#### Question

f(x) = \[\sin + \sqrt{3} \cos x\] is maximum when x =

(a) \[\frac{\pi}{3}\]

(b) \[\frac{\pi}{4}\]

(c) \[\frac{\pi}{6}\]

(d) 0

#### Solution

\[(c) \frac{\pi}{6}\]

\[\text { Given }: f\left( x \right) = \sin x + \sqrt{3} \cos x\]

\[ \Rightarrow f'\left( x \right) = \cos x - \sqrt{3} \sin x\]

\[\text { For a local maxima or a local minima, we must have } \]

\[f'\left( x \right) = 0\]

\[ \Rightarrow \cos x - \sqrt{3} \sin x = 0\]

\[ \Rightarrow \cos x = \sqrt{3} \sin x\]

\[ \Rightarrow \tan x = \frac{1}{\sqrt{3}}\]

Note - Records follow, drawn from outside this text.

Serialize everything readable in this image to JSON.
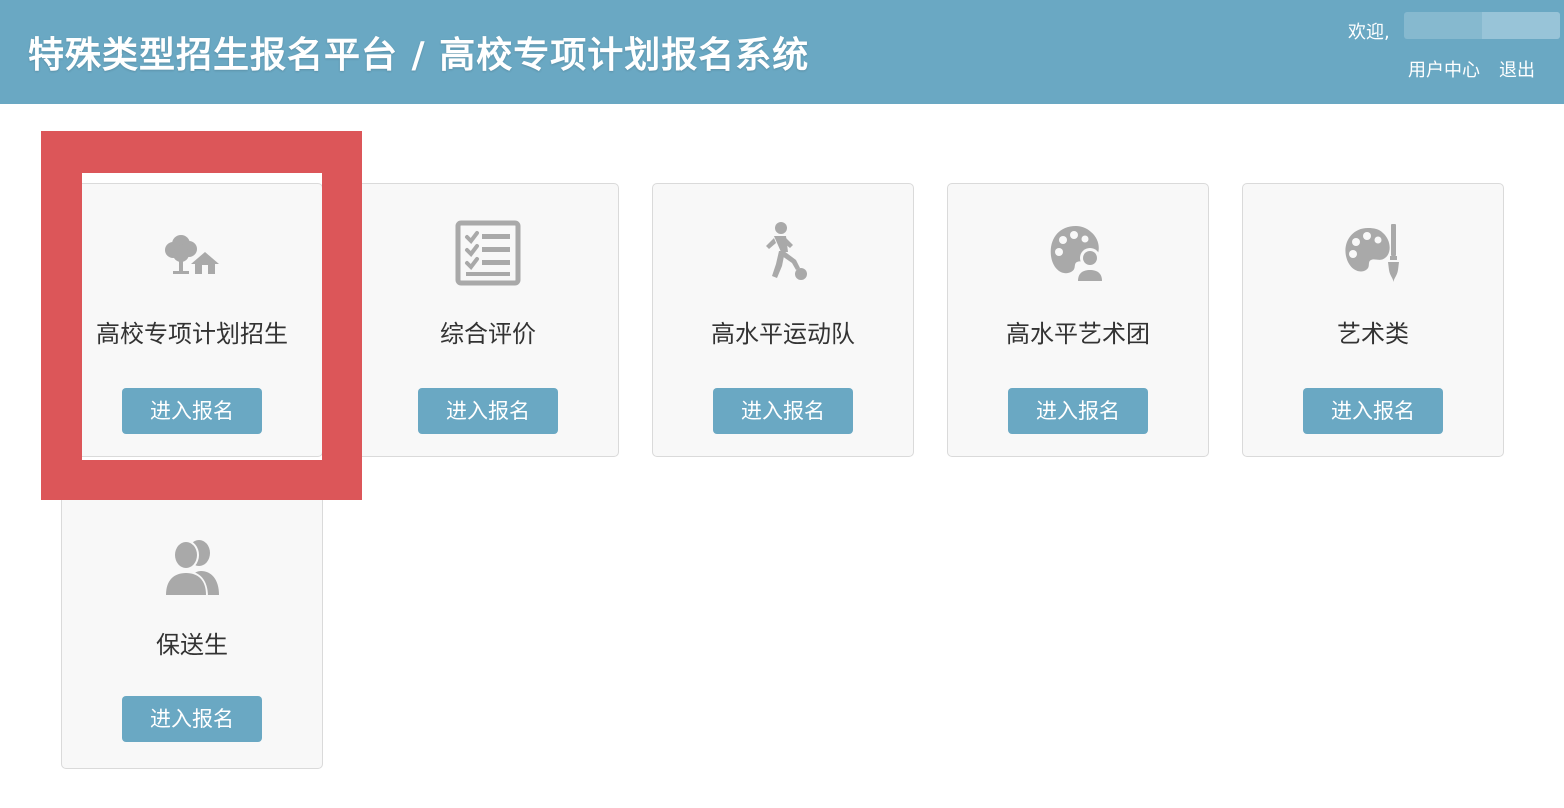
{
  "header": {
    "title": "特殊类型招生报名平台 / 高校专项计划报名系统",
    "welcome": "欢迎,",
    "user_center": "用户中心",
    "logout": "退出"
  },
  "cards": [
    {
      "label": "高校专项计划招生",
      "button": "进入报名",
      "icon": "tree-house-icon"
    },
    {
      "label": "综合评价",
      "button": "进入报名",
      "icon": "checklist-icon"
    },
    {
      "label": "高水平运动队",
      "button": "进入报名",
      "icon": "soccer-player-icon"
    },
    {
      "label": "高水平艺术团",
      "button": "进入报名",
      "icon": "palette-person-icon"
    },
    {
      "label": "艺术类",
      "button": "进入报名",
      "icon": "palette-brush-icon"
    },
    {
      "label": "保送生",
      "button": "进入报名",
      "icon": "users-icon"
    }
  ],
  "colors": {
    "header_bg": "#6aa8c3",
    "button_bg": "#6aa8c3",
    "card_bg": "#f8f8f8",
    "icon": "#a9a9a9",
    "highlight": "#dc5659"
  }
}
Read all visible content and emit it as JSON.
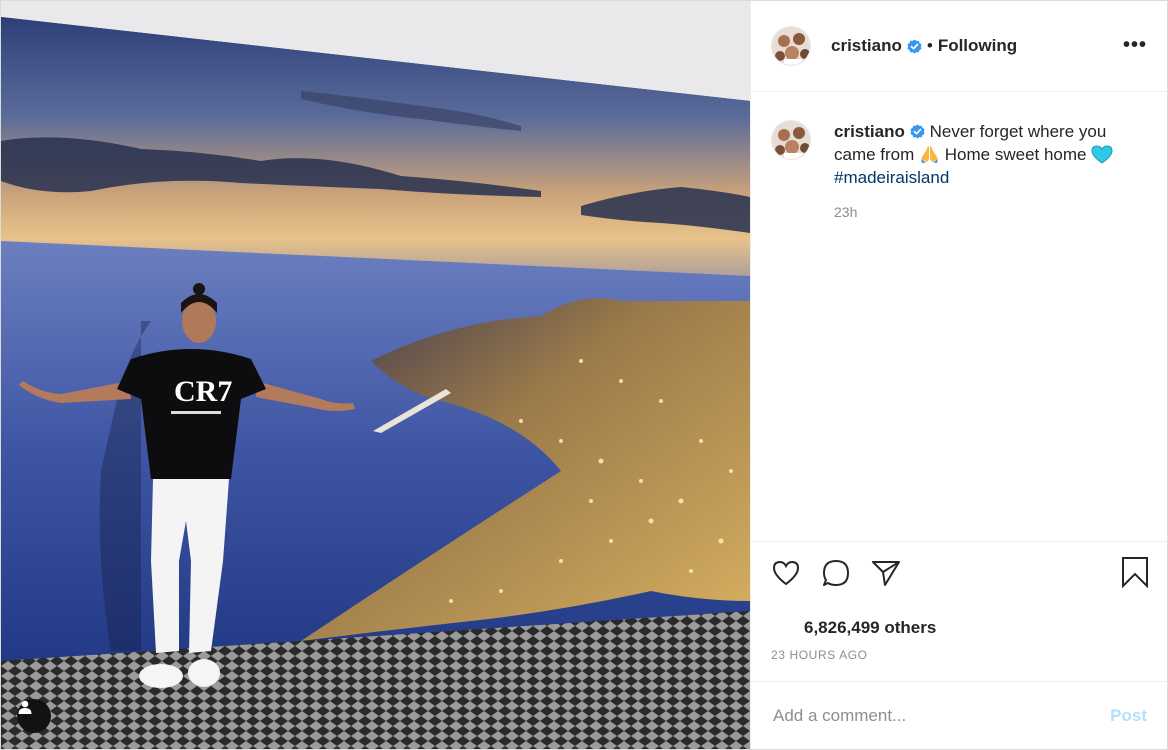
{
  "post": {
    "author": "cristiano",
    "follow_separator": "•",
    "follow_status": "Following",
    "more_icon": "more-horizontal-icon",
    "more_label": "•••",
    "caption": {
      "username": "cristiano",
      "text_part1": "Never forget where you came from",
      "text_part2": "Home sweet home",
      "hashtag": "#madeiraisland",
      "emoji_1": "folded-hands",
      "emoji_2": "blue-heart"
    },
    "caption_age": "23h",
    "likes_text": "6,826,499 others",
    "timestamp": "23 HOURS AGO"
  },
  "actions": {
    "like_icon": "heart-icon",
    "comment_icon": "comment-icon",
    "share_icon": "paper-plane-icon",
    "save_icon": "bookmark-icon"
  },
  "comment": {
    "placeholder": "Add a comment...",
    "value": "",
    "post_label": "Post"
  },
  "colors": {
    "verified_blue": "#3897f0",
    "hashtag": "#00376b",
    "muted_text": "#8e8e8e",
    "post_button_disabled": "#b2dffc",
    "heart_emoji": "#31c8e8",
    "pray_emoji": "#f6b73c"
  }
}
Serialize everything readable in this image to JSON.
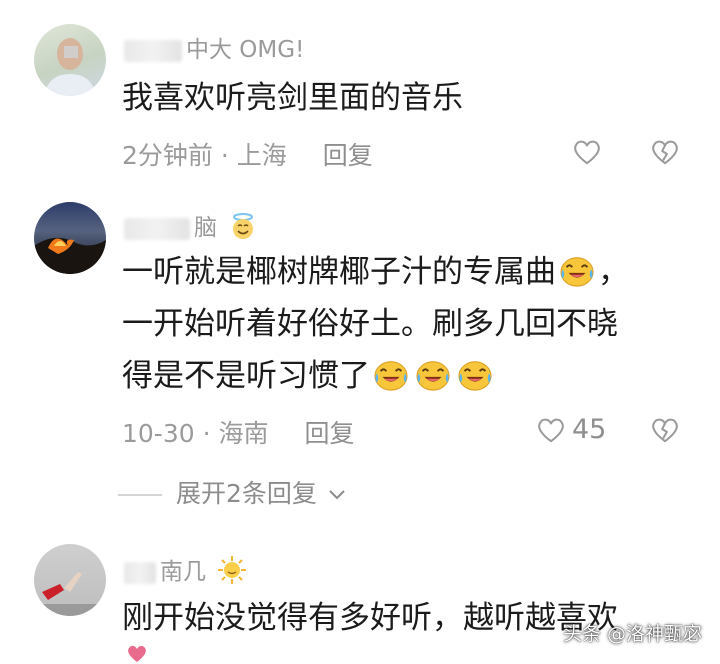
{
  "comments": [
    {
      "username": "中大  OMG!",
      "text_lines": [
        "我喜欢听亮剑里面的音乐"
      ],
      "time": "2分钟前",
      "location": "上海",
      "reply_label": "回复",
      "like_count": ""
    },
    {
      "username": "脑",
      "text_lines": [
        "一听就是椰树牌椰子汁的专属曲",
        "，",
        "一开始听着好俗好土。刷多几回不晓",
        "得是不是听习惯了"
      ],
      "time": "10-30",
      "location": "海南",
      "reply_label": "回复",
      "like_count": "45"
    },
    {
      "username": "南几",
      "text_lines": [
        "刚开始没觉得有多好听，越听越喜欢"
      ],
      "time": "",
      "location": "",
      "reply_label": "",
      "like_count": ""
    }
  ],
  "expand_replies": "展开2条回复",
  "separator": "·",
  "watermark": "头条 @洛神甄宓",
  "icons": {
    "like": "heart-outline-icon",
    "dislike": "broken-heart-icon",
    "emoji": "crying-laughing-emoji",
    "badge_angel": "angel-face-icon",
    "badge_sun": "sun-icon",
    "chevron": "chevron-down-icon"
  },
  "colors": {
    "meta_gray": "#9b9b9b",
    "text": "#1b1b1b",
    "emoji_yellow": "#f7c63b"
  }
}
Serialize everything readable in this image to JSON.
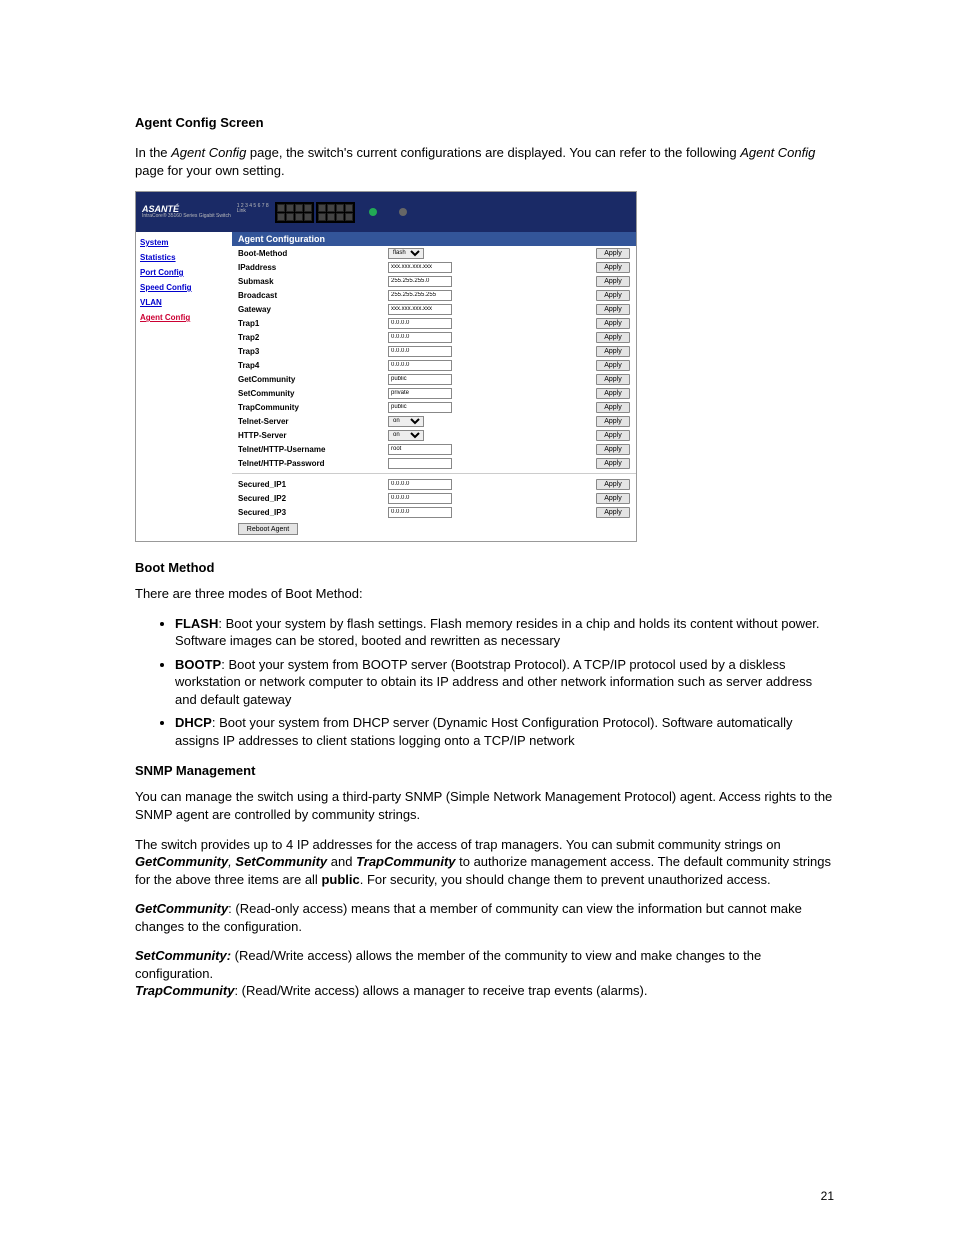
{
  "page_number": "21",
  "heading1": "Agent Config Screen",
  "intro_prefix": "In the ",
  "intro_italic1": "Agent Config",
  "intro_mid": " page, the switch's current configurations are displayed. You can refer to the following ",
  "intro_italic2": "Agent Config",
  "intro_suffix": " page for your own setting.",
  "shot": {
    "brand": "ASANTÉ",
    "nav": [
      "System",
      "Statistics",
      "Port Config",
      "Speed Config",
      "VLAN",
      "Agent Config"
    ],
    "panel_title": "Agent Configuration",
    "rows": [
      {
        "label": "Boot-Method",
        "type": "select",
        "value": "flash",
        "apply": "Apply"
      },
      {
        "label": "IPaddress",
        "type": "input",
        "value": "xxx.xxx.xxx.xxx",
        "apply": "Apply"
      },
      {
        "label": "Submask",
        "type": "input",
        "value": "255.255.255.0",
        "apply": "Apply"
      },
      {
        "label": "Broadcast",
        "type": "input",
        "value": "255.255.255.255",
        "apply": "Apply"
      },
      {
        "label": "Gateway",
        "type": "input",
        "value": "xxx.xxx.xxx.xxx",
        "apply": "Apply"
      },
      {
        "label": "Trap1",
        "type": "input",
        "value": "0.0.0.0",
        "apply": "Apply"
      },
      {
        "label": "Trap2",
        "type": "input",
        "value": "0.0.0.0",
        "apply": "Apply"
      },
      {
        "label": "Trap3",
        "type": "input",
        "value": "0.0.0.0",
        "apply": "Apply"
      },
      {
        "label": "Trap4",
        "type": "input",
        "value": "0.0.0.0",
        "apply": "Apply"
      },
      {
        "label": "GetCommunity",
        "type": "input",
        "value": "public",
        "apply": "Apply"
      },
      {
        "label": "SetCommunity",
        "type": "input",
        "value": "private",
        "apply": "Apply"
      },
      {
        "label": "TrapCommunity",
        "type": "input",
        "value": "public",
        "apply": "Apply"
      },
      {
        "label": "Telnet-Server",
        "type": "select",
        "value": "on",
        "apply": "Apply"
      },
      {
        "label": "HTTP-Server",
        "type": "select",
        "value": "on",
        "apply": "Apply"
      },
      {
        "label": "Telnet/HTTP-Username",
        "type": "input",
        "value": "root",
        "apply": "Apply"
      },
      {
        "label": "Telnet/HTTP-Password",
        "type": "input",
        "value": "",
        "apply": "Apply"
      }
    ],
    "rows2": [
      {
        "label": "Secured_IP1",
        "type": "input",
        "value": "0.0.0.0",
        "apply": "Apply"
      },
      {
        "label": "Secured_IP2",
        "type": "input",
        "value": "0.0.0.0",
        "apply": "Apply"
      },
      {
        "label": "Secured_IP3",
        "type": "input",
        "value": "0.0.0.0",
        "apply": "Apply"
      }
    ],
    "reboot": "Reboot Agent"
  },
  "bm_heading": "Boot Method",
  "bm_intro": "There are three modes of Boot Method:",
  "bm": {
    "flash_t": "FLASH",
    "flash_d": ": Boot your system by flash settings. Flash memory resides in a chip and holds its content without power. Software images can be stored, booted and rewritten as necessary",
    "bootp_t": "BOOTP",
    "bootp_d": ": Boot your system from BOOTP server (Bootstrap Protocol). A TCP/IP protocol used by a diskless workstation or network computer to obtain its IP address and other network information such as server address and default gateway",
    "dhcp_t": "DHCP",
    "dhcp_d": ": Boot your system from DHCP server (Dynamic Host Configuration Protocol). Software automatically assigns IP addresses to client stations logging onto a TCP/IP network"
  },
  "snmp_heading": "SNMP Management",
  "snmp_p1": "You can manage the switch using a third-party SNMP (Simple Network Management Protocol) agent. Access rights to the SNMP agent are controlled by community strings.",
  "snmp_p2_a": "The switch provides up to 4 IP addresses for the access of trap managers. You can submit community strings on ",
  "snmp_p2_gc": "GetCommunity",
  "snmp_p2_b": ", ",
  "snmp_p2_sc": "SetCommunity",
  "snmp_p2_c": " and ",
  "snmp_p2_tc": "TrapCommunity",
  "snmp_p2_d": " to authorize management access. The default community strings for the above three items are all ",
  "snmp_p2_pub": "public",
  "snmp_p2_e": ". For security, you should change them to prevent unauthorized access.",
  "get_t": "GetCommunity",
  "get_d": ": (Read-only access) means that a member of community can view the information but cannot make changes to the configuration.",
  "set_t": "SetCommunity:",
  "set_d": " (Read/Write access) allows the member of the community to view and make changes to the configuration.",
  "trap_t": "TrapCommunity",
  "trap_d": ": (Read/Write access) allows a manager to receive trap events (alarms)."
}
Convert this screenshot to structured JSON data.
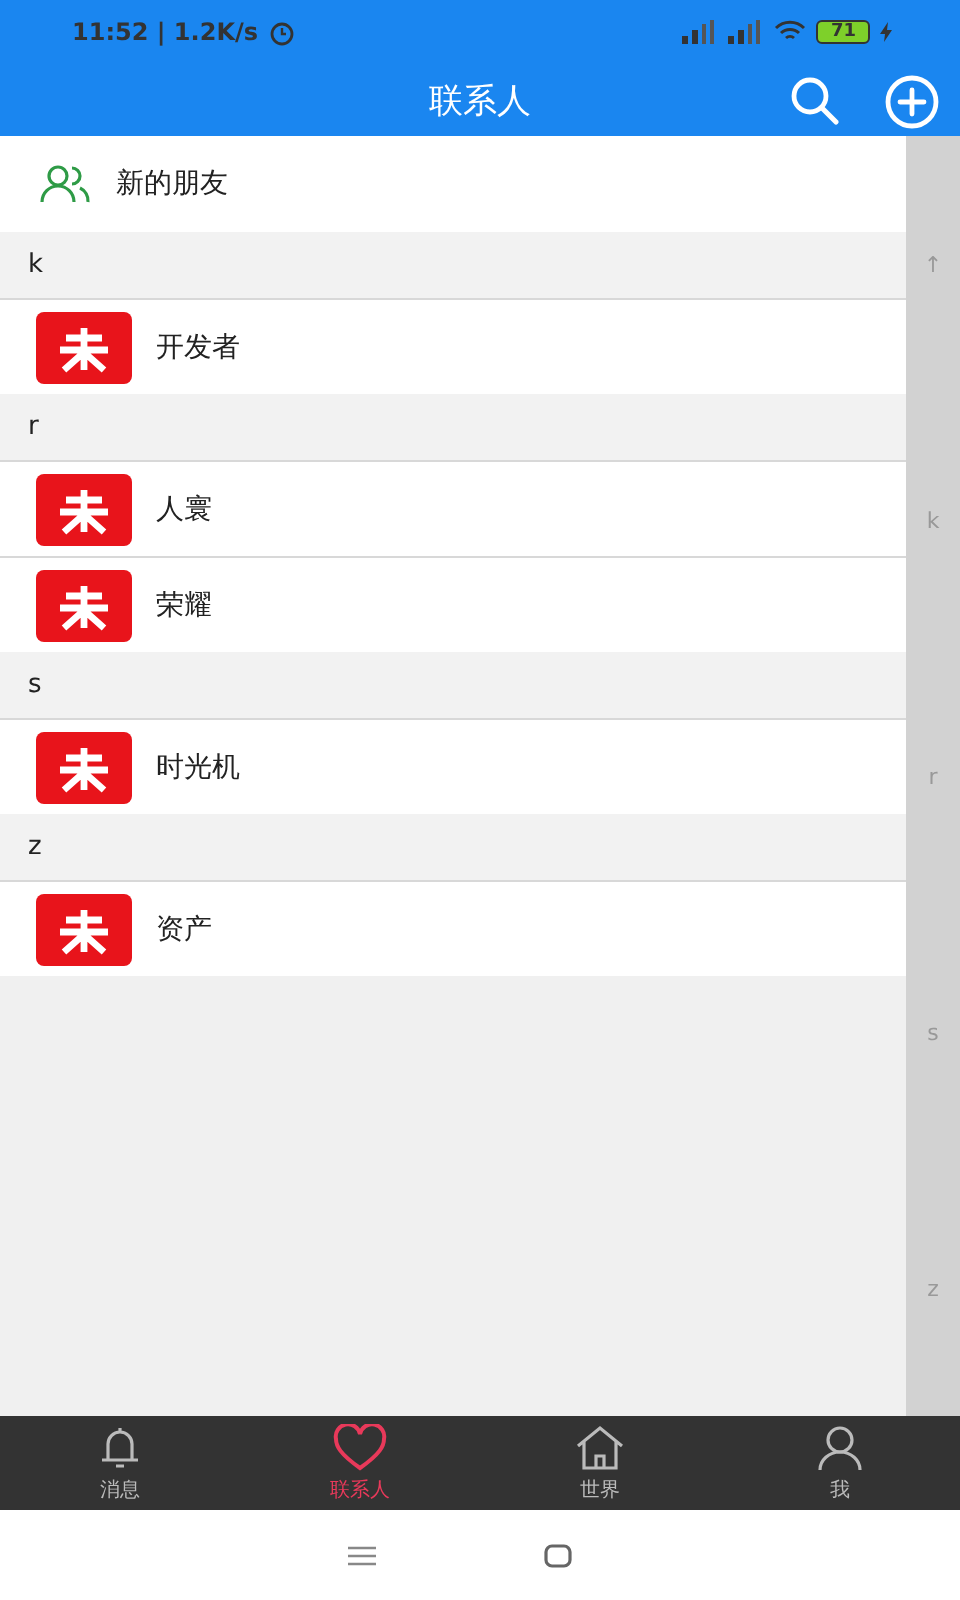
{
  "status_bar": {
    "time": "11:52 | 1.2K/s",
    "battery": "71"
  },
  "header": {
    "title": "联系人"
  },
  "new_friends": {
    "label": "新的朋友"
  },
  "sections": [
    {
      "letter": "k",
      "contacts": [
        {
          "name": "开发者"
        }
      ]
    },
    {
      "letter": "r",
      "contacts": [
        {
          "name": "人寰"
        },
        {
          "name": "荣耀"
        }
      ]
    },
    {
      "letter": "s",
      "contacts": [
        {
          "name": "时光机"
        }
      ]
    },
    {
      "letter": "z",
      "contacts": [
        {
          "name": "资产"
        }
      ]
    }
  ],
  "index_bar": [
    "↑",
    "k",
    "r",
    "s",
    "z"
  ],
  "tabs": [
    {
      "label": "消息",
      "kind": "bell",
      "selected": false
    },
    {
      "label": "联系人",
      "kind": "heart",
      "selected": true
    },
    {
      "label": "世界",
      "kind": "home",
      "selected": false
    },
    {
      "label": "我",
      "kind": "person",
      "selected": false
    }
  ]
}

\[ \Rightarrow x = \frac{\pi}{6}\]

\[\text { Now,} \]

\[f''\left( x \right) = - \sin x - \sqrt{3} \cos x\]

\[ \Rightarrow \Rightarrow f''\left( \frac{\pi}{2} \right) = - \sin\frac{\pi}{2} - \sqrt{3} \cos\frac{\pi}{2}\frac{- 1}{2} - \frac{3}{2} = - 2 < 0\]

\[\text { So,} x = \frac{\pi}{2}\text { is a local maxima }. \]